In der vergangenen Legislaturperiode sah sie sich in die allerletzte Reihe des Bundestages verbannt - nun soll Petra Pau dem Hohen Haus zeitweilig präsidieren. Die Linkspartei nominierte die 42-jährige Berliner Politikerin mit der auffallend roten Igel- Frisur als Bundestagsvizepräsidentin, nachdem Parteichef Lothar Bisky zuvor in vier Wahlgängen gescheitert war.

HB BERLIN. Drei Mal schon errang Pau ein Direktmandat für den Bundestag. In ihrer zweiten Legislaturperiode hielt sie zusammen mit Parteifreundin Gesine Lötzsch allein die Stellung für die Linkspartei. Als „Fraktionslose“ saßen die beiden ganz am Rande des Parlaments.

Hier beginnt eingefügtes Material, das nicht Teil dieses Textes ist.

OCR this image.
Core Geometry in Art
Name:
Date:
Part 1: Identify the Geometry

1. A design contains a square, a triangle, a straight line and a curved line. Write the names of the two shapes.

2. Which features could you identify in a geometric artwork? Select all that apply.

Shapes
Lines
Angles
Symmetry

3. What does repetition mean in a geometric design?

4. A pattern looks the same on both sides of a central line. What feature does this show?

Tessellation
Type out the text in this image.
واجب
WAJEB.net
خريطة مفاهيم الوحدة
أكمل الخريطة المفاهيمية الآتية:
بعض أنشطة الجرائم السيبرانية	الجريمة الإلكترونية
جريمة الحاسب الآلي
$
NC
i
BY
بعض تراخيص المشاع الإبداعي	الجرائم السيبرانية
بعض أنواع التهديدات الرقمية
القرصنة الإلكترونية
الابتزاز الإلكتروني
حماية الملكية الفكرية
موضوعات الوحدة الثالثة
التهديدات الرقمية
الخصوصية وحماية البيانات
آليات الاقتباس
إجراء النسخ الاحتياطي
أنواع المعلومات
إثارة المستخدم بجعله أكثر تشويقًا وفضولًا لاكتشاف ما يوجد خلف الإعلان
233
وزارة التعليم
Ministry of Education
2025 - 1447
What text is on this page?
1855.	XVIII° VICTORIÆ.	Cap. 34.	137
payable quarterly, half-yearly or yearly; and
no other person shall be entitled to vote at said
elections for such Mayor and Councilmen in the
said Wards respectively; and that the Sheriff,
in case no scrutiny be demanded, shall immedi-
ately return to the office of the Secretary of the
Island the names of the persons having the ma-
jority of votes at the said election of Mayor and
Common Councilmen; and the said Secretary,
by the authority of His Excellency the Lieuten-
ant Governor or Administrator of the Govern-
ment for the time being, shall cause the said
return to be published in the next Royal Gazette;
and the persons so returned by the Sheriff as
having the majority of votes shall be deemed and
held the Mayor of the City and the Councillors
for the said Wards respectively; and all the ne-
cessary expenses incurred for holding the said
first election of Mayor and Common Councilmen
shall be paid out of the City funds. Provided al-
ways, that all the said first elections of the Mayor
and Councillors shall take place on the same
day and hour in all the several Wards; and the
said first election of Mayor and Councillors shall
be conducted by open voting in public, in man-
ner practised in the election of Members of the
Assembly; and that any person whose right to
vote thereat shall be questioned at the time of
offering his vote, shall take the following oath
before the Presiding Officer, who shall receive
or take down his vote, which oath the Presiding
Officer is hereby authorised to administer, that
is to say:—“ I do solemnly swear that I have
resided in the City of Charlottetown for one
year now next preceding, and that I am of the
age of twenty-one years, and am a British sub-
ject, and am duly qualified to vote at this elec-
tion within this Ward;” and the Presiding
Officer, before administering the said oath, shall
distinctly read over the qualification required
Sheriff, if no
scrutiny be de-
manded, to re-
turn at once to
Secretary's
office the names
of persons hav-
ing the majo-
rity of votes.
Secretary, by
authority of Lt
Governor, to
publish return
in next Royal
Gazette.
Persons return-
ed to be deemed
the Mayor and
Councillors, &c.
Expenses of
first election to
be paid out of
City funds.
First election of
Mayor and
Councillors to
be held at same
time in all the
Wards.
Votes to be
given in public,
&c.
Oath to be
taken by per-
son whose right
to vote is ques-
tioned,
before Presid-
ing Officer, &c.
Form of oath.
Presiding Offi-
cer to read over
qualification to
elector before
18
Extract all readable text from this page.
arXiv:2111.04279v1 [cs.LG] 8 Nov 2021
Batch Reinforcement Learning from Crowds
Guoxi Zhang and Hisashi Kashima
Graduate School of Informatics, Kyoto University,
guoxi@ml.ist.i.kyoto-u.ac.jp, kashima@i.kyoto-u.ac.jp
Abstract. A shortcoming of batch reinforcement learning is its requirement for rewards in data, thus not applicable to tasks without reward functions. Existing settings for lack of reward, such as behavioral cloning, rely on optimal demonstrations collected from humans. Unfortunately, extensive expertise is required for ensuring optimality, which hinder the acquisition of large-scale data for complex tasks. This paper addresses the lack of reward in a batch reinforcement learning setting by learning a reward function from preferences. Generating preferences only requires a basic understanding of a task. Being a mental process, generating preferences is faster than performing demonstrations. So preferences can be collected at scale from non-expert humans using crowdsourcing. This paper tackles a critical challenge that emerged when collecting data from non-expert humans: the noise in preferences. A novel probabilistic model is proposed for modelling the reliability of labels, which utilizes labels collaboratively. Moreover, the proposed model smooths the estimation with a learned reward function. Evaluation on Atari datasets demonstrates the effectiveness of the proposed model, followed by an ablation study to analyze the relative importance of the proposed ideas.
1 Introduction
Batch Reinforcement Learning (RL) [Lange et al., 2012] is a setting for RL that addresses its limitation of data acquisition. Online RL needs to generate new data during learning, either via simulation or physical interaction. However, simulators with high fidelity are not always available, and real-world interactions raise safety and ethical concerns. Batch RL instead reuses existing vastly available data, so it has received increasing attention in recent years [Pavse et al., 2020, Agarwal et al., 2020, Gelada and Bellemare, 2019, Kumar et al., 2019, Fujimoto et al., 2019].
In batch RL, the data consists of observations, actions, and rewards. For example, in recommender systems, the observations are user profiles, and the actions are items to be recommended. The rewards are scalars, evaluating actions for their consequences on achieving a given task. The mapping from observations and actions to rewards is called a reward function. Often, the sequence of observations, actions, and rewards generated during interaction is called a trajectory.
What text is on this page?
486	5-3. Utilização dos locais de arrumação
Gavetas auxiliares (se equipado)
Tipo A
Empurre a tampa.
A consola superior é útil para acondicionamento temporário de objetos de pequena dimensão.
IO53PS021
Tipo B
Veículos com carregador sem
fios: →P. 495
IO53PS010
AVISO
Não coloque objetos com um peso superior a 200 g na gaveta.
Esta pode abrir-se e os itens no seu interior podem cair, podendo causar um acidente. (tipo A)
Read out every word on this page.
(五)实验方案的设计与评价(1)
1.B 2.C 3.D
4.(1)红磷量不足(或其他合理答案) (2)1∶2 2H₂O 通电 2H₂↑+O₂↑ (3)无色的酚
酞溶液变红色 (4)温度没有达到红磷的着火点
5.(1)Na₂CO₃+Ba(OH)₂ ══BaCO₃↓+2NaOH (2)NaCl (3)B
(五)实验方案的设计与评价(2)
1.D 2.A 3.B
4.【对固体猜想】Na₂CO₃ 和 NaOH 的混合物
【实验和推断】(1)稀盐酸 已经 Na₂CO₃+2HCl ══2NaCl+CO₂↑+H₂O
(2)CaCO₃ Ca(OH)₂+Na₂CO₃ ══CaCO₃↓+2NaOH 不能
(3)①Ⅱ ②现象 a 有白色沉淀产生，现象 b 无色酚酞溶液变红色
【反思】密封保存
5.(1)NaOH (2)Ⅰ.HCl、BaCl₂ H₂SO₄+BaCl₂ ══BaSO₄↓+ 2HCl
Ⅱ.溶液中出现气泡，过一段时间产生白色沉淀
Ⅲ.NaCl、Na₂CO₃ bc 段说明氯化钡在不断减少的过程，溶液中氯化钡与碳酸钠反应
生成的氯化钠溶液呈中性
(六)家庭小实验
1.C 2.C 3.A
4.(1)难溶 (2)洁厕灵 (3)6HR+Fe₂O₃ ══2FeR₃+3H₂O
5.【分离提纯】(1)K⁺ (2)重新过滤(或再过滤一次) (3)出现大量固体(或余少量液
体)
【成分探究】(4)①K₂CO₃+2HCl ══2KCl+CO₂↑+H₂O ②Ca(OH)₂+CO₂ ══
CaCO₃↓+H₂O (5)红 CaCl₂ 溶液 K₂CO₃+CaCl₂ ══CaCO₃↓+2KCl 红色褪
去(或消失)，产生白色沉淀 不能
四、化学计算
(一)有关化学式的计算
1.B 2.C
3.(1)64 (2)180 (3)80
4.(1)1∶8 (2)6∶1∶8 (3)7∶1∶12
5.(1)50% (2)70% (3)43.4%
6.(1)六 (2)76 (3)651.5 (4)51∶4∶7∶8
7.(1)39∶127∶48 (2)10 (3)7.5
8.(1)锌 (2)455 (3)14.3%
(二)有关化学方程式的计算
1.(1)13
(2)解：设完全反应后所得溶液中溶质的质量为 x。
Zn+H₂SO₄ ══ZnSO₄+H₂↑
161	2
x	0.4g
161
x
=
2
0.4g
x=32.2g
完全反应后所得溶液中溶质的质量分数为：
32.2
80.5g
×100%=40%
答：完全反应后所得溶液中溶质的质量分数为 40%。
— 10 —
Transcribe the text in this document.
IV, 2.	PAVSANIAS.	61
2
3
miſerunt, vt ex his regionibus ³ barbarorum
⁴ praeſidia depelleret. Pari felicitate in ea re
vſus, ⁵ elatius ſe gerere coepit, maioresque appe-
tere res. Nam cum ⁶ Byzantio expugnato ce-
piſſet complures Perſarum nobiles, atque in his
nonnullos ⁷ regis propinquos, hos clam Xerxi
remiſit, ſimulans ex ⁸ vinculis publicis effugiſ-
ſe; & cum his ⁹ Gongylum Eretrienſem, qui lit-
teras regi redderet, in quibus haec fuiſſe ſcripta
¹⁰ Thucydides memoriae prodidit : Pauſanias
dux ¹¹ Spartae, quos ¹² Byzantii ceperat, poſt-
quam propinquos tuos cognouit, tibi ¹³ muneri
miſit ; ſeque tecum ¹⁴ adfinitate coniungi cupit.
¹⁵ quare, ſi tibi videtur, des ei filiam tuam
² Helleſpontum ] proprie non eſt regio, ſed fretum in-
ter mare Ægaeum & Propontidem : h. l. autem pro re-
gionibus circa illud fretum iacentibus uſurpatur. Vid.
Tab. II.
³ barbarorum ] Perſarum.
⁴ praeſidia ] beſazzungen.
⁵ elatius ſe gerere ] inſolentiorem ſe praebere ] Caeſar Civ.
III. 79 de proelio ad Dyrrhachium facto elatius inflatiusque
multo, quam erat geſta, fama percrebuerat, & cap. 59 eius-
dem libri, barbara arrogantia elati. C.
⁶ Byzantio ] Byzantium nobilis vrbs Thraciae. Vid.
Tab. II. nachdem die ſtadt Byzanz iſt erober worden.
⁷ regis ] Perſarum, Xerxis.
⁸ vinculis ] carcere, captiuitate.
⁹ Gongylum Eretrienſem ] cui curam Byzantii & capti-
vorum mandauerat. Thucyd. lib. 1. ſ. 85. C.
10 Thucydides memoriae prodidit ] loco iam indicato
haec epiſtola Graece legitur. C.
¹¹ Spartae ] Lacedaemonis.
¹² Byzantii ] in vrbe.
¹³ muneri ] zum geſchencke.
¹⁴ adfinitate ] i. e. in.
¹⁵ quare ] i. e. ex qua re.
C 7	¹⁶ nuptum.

Nachdem ihre Partei 2005 wieder in Fraktionsstärke ins Parlament einrückte, blieben die beiden Frauen ohne herausgehobenes Amt.

Pau war bei der Wahl 1998 als „Notlösung“ für den Ex-Admiral Elmar Schmähling in die Bresche gesprungen, der kurz vor der Wahl wegen Betrugsvorwürfen von der Kandidatur zurückgetreten war. Mit nur 283 Stimmen Vorsprung schlug sie im damaligen Wahlkreis Mitte-Prenzlauer Berg den späteren Bundestagspräsidenten Wolfgang Thierse (SPD).

Als PDS-Landeschefin (1992 bis 2001) baute die ausgebildete Deutsch- und Kunstlehrerin ihre Partei beharrlich zur dritten Kraft in Berlin aus.

Die gebürtige Berlinerin hat ihren Werdegang selbst als „DDR-typisch“ bezeichnet. Mit 18 trat sie 1981 in die SED ein und wirkte als Pionierleiterin und Lehrerin an der Parteihochschule „Karl Marx“.